Estar cerca de alguien que padece una enfermedad o una dolencia no es nada sencillo, más, cuando no tenemos idea de cuán grande es el dolor que ocasiona la molestia. No podemos tomar decisiones a priori, porque no resulta nada bueno de estas acciones poco meditadas.
Los días junto a mamá, junto a su cama o su sillón, viendo el rostro de dolor que ocasiona una vieja dolencia que aflora y lo hace en forma por demás agresiva nos motiva a pensar mucho sobre la forma en que debemos soportar y enfrentar las situaciones de dolor.
En primera instancia, no existe un “dolorímetro” que marque quien tiene más o menos dolor, o si éste es de grado 1, 2, o 7 y más. Nadie tiene el mismo umbral del dolor, por lo que, una migraña, por citar algún ejemplo, durará distinto tiempo y dolerá en forma distinta en 2 o más personas, porque no somos iguales ni en aguante, constitución física, condición médica, edad y muchos otros factores.
Nadie puede decir que “es un dolor soportable el que tiene ella” cuando no se ha metido en su mente y su corazón, ha vivido lo que ella y está padeciendo el problema en sus vértebras, que ocasiona aprisionamiento de ciertas partes del organismo, y por consiguiente, un enorme dolor que no le permite siquiera ponerse de pie.

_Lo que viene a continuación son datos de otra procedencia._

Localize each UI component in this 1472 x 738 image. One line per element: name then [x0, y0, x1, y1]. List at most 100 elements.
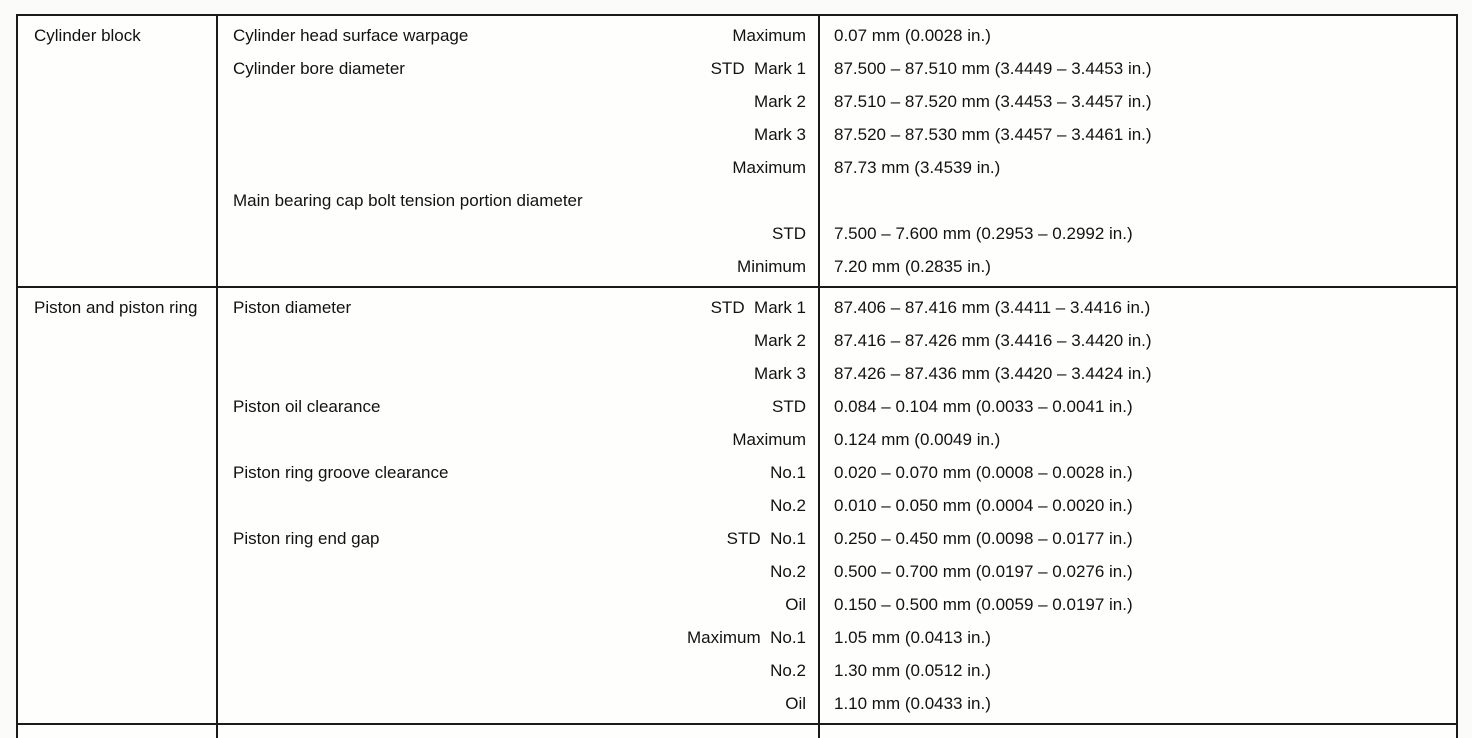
spec-qualifier: Mark 2	[754, 91, 806, 111]
spec-description: Piston oil clearance	[233, 396, 381, 416]
spec-row: Mark 2 87.510 – 87.520 mm (3.4453 – 3.445…	[218, 82, 1456, 121]
spec-value: 87.426 – 87.436 mm (3.4420 – 3.4424 in.)	[834, 363, 1152, 383]
spec-desc-cell: Minimum	[218, 247, 820, 286]
spec-desc-cell: No.2	[218, 552, 820, 591]
spec-description: Piston ring end gap	[233, 528, 380, 548]
spec-qualifier: STD Mark 1	[710, 58, 806, 78]
spec-row: STD 7.500 – 7.600 mm (0.2953 – 0.2992 in.…	[218, 214, 1456, 253]
spec-row: Piston diameter STD Mark 1 87.406 – 87.416…	[218, 288, 1456, 327]
spec-value: 0.250 – 0.450 mm (0.0098 – 0.0177 in.)	[834, 528, 1133, 548]
spec-qualifier: No.2	[770, 660, 806, 680]
spec-value: 7.20 mm (0.2835 in.)	[834, 256, 991, 276]
spec-value: 0.500 – 0.700 mm (0.0197 – 0.0276 in.)	[834, 561, 1133, 581]
spec-desc-cell: STD	[218, 214, 820, 253]
spec-value: 1.30 mm (0.0512 in.)	[834, 660, 991, 680]
spec-qualifier: Mark 2	[754, 330, 806, 350]
spec-qualifier: Mark 3	[754, 124, 806, 144]
spec-qualifier: Maximum No.1	[686, 627, 806, 647]
spec-row: No.2 0.500 – 0.700 mm (0.0197 – 0.0276 in…	[218, 552, 1456, 591]
spec-desc-cell: Mark 3	[218, 354, 820, 393]
spec-value	[820, 728, 1456, 738]
spec-desc-cell: Mark 2	[218, 321, 820, 360]
spec-desc-cell: Mark 3	[218, 115, 820, 154]
spec-value: 0.020 – 0.070 mm (0.0008 – 0.0028 in.)	[834, 462, 1133, 482]
spec-row: Mark 3 87.520 – 87.530 mm (3.4457 – 3.446…	[218, 115, 1456, 154]
spec-description: Cylinder bore diameter	[233, 58, 405, 78]
spec-value: 87.500 – 87.510 mm (3.4449 – 3.4453 in.)	[834, 58, 1152, 78]
spec-desc-cell: Oil	[218, 684, 820, 723]
spec-qualifier: STD	[772, 223, 806, 243]
spec-row: Mark 2 87.416 – 87.426 mm (3.4416 – 3.442…	[218, 321, 1456, 360]
spec-desc-cell: Maximum	[218, 148, 820, 187]
spec-desc-cell: Piston ring end gap STD No.1	[218, 519, 820, 558]
spec-desc-cell: Cylinder head surface warpage Maximum	[218, 16, 820, 55]
section-rows: Piston diameter STD Mark 1 87.406 – 87.416…	[218, 288, 1456, 723]
spec-qualifier: Maximum	[732, 25, 806, 45]
spec-qualifier: STD No.1	[726, 528, 806, 548]
spec-value: 7.500 – 7.600 mm (0.2953 – 0.2992 in.)	[834, 223, 1133, 243]
spec-qualifier: No.2	[770, 561, 806, 581]
spec-row: Cylinder bore diameter STD Mark 1 87.500 –…	[218, 49, 1456, 88]
spec-row: Oil 0.150 – 0.500 mm (0.0059 – 0.0197 in.…	[218, 585, 1456, 624]
spec-section: Cylinder block Cylinder head surface warp…	[18, 16, 1456, 288]
spec-qualifier: Minimum	[737, 256, 806, 276]
spec-qualifier: STD	[772, 396, 806, 416]
spec-desc-cell: Main bearing cap bolt tension portion di…	[218, 181, 820, 220]
spec-qualifier: Mark 3	[754, 363, 806, 383]
spec-value: 0.084 – 0.104 mm (0.0033 – 0.0041 in.)	[834, 396, 1133, 416]
spec-row: Maximum 0.124 mm (0.0049 in.)	[218, 420, 1456, 459]
spec-row: Mark 3 87.426 – 87.436 mm (3.4420 – 3.442…	[218, 354, 1456, 393]
spec-qualifier: Oil	[785, 693, 806, 713]
spec-desc-cell: Maximum	[218, 420, 820, 459]
spec-desc-cell: Cylinder bore diameter STD Mark 1	[218, 49, 820, 88]
spec-row: Piston ring groove clearance No.1 0.020 – …	[218, 453, 1456, 492]
spec-qualifier: Maximum	[732, 429, 806, 449]
spec-desc-cell	[218, 725, 820, 738]
spec-value: 87.520 – 87.530 mm (3.4457 – 3.4461 in.)	[834, 124, 1152, 144]
spec-desc-cell: Piston ring groove clearance No.1	[218, 453, 820, 492]
specifications-table: Cylinder block Cylinder head surface warp…	[16, 14, 1458, 738]
spec-value	[820, 184, 1456, 217]
spec-desc-cell: Piston oil clearance STD	[218, 387, 820, 426]
spec-value: 87.510 – 87.520 mm (3.4453 – 3.4457 in.)	[834, 91, 1152, 111]
spec-row: Oil 1.10 mm (0.0433 in.)	[218, 684, 1456, 723]
spec-value: 0.124 mm (0.0049 in.)	[834, 429, 1001, 449]
spec-row: Piston ring end gap STD No.1 0.250 – 0.450…	[218, 519, 1456, 558]
spec-row: No.2 0.010 – 0.050 mm (0.0004 – 0.0020 in…	[218, 486, 1456, 525]
spec-row: No.2 1.30 mm (0.0512 in.)	[218, 651, 1456, 690]
spec-desc-cell: No.2	[218, 651, 820, 690]
spec-description: Piston diameter	[233, 297, 352, 317]
spec-qualifier: Oil	[785, 594, 806, 614]
spec-qualifier: Maximum	[732, 157, 806, 177]
spec-value: 0.150 – 0.500 mm (0.0059 – 0.0197 in.)	[834, 594, 1133, 614]
spec-value: 0.010 – 0.050 mm (0.0004 – 0.0020 in.)	[834, 495, 1133, 515]
spec-section: Piston and piston ring Piston diameter STD…	[18, 288, 1456, 725]
spec-value: 87.406 – 87.416 mm (3.4411 – 3.4416 in.)	[834, 297, 1151, 317]
spec-row: Maximum 87.73 mm (3.4539 in.)	[218, 148, 1456, 187]
spec-row: Piston oil clearance STD 0.084 – 0.104 mm …	[218, 387, 1456, 426]
spec-row: Maximum No.1 1.05 mm (0.0413 in.)	[218, 618, 1456, 657]
section-rows	[218, 725, 1456, 738]
spec-section	[18, 725, 1456, 738]
spec-value: 0.07 mm (0.0028 in.)	[834, 25, 991, 45]
spec-description: Piston ring groove clearance	[233, 462, 449, 482]
spec-value: 87.73 mm (3.4539 in.)	[834, 157, 1001, 177]
spec-value: 1.10 mm (0.0433 in.)	[834, 693, 991, 713]
spec-desc-cell: No.2	[218, 486, 820, 525]
spec-qualifier: STD Mark 1	[710, 297, 806, 317]
spec-row	[218, 725, 1456, 738]
component-name	[18, 725, 218, 738]
spec-value: 87.416 – 87.426 mm (3.4416 – 3.4420 in.)	[834, 330, 1152, 350]
component-name: Cylinder block	[18, 16, 218, 286]
spec-qualifier: No.2	[770, 495, 806, 515]
spec-description: Main bearing cap bolt tension portion di…	[233, 190, 583, 210]
component-name: Piston and piston ring	[18, 288, 218, 723]
spec-desc-cell: Piston diameter STD Mark 1	[218, 288, 820, 327]
spec-value: 1.05 mm (0.0413 in.)	[834, 627, 991, 647]
spec-description: Cylinder head surface warpage	[233, 25, 469, 45]
spec-desc-cell: Maximum No.1	[218, 618, 820, 657]
spec-row: Minimum 7.20 mm (0.2835 in.)	[218, 247, 1456, 286]
spec-desc-cell: Mark 2	[218, 82, 820, 121]
spec-desc-cell: Oil	[218, 585, 820, 624]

El dolor de ella no se compara con nada, y eso lo estamos viviendo a cada momento quienes tenemos la fortuna de encontrarnos a su lado, pero angustiosamente, que pronto estaremos de vuelta en casa, siendo que quedará, como casi todo el año, con su “viejito” de toda la vida, y la compañía un poco lejana y un poco cercana de quienes conforman la familia en este lugar. Los “fuereños” tendremos que conformarnos con una llamada o dos al día para saber su estado de salud, y la angustia de no estar ahí, para consolarle, ayudarle a levantarse o a darle el medicamento siquiera, y prodigarle un cariño o un beso que pueda ser paliativo en su dolor.
Insistimos, el dolor que ocasionan problemas de la columna no se compara con casi nada; hemos tenido episodios de esta naturaleza que nos han dejado totalmente encamados, sin la fuerza para levantarnos o para soportar las punzadas, la opresión u otros síntomas propios de esta parte del organismo, que deja una importante estela de dolor en quien padece estos males.
Medicamentos van y vienen: se toman algunos, se cambian por otros y así, ocasionalmente, vemos el reloj para saber cuánto tiempo falta para que pueda tomar la siguiente pastilla que nos quite, aunque en forma pasajera, el dolor intenso que sufre desde hace más de 72 horas, y que le mantiene postrada en cama, con un tremendo dolor en la columna que le impide levantarse erguida y orgullosa como siempre lo ha sido.
Mamá está mal, y sus hijos no podemos hacer nada por quitar su dolor.
No ha funcionado aquel beso que en la infancia ella prodigaba cuando sufríamos alguna lastimadura y que, acompañado de un “no pasa nada” hacía que dejáramos de llorar y aparentemente ya no nos dolía más.
Tampoco funciona la milagrosa inyección que quite todo el dolor; a decir del experto, hay que llevarla a que la atiendan bien y en serio, con análisis y estudios que permitan saber qué exactamente sucedió y qué es lo que le cura. Nada más.
No funciona el estar a su lado prodigando caricias o un masaje en su pierna, un vaso con agua o un rico jugo de alguna fruta. Lo único que funciona no está a nuestro alcance y es precisamente el medicamento que quite el dolor.
Recordamos a Javier Alanís, excelente anestesiólogo victorense y quien maneja la “clínica del dolor”, y lamentamos que no esté cerca de mamá, para que le quite todos sus dolores.
Mamá está enferma, y la verdad, no sabemos qué le pueda suceder o qué pueda hacer para quitar su dolor para no más volver.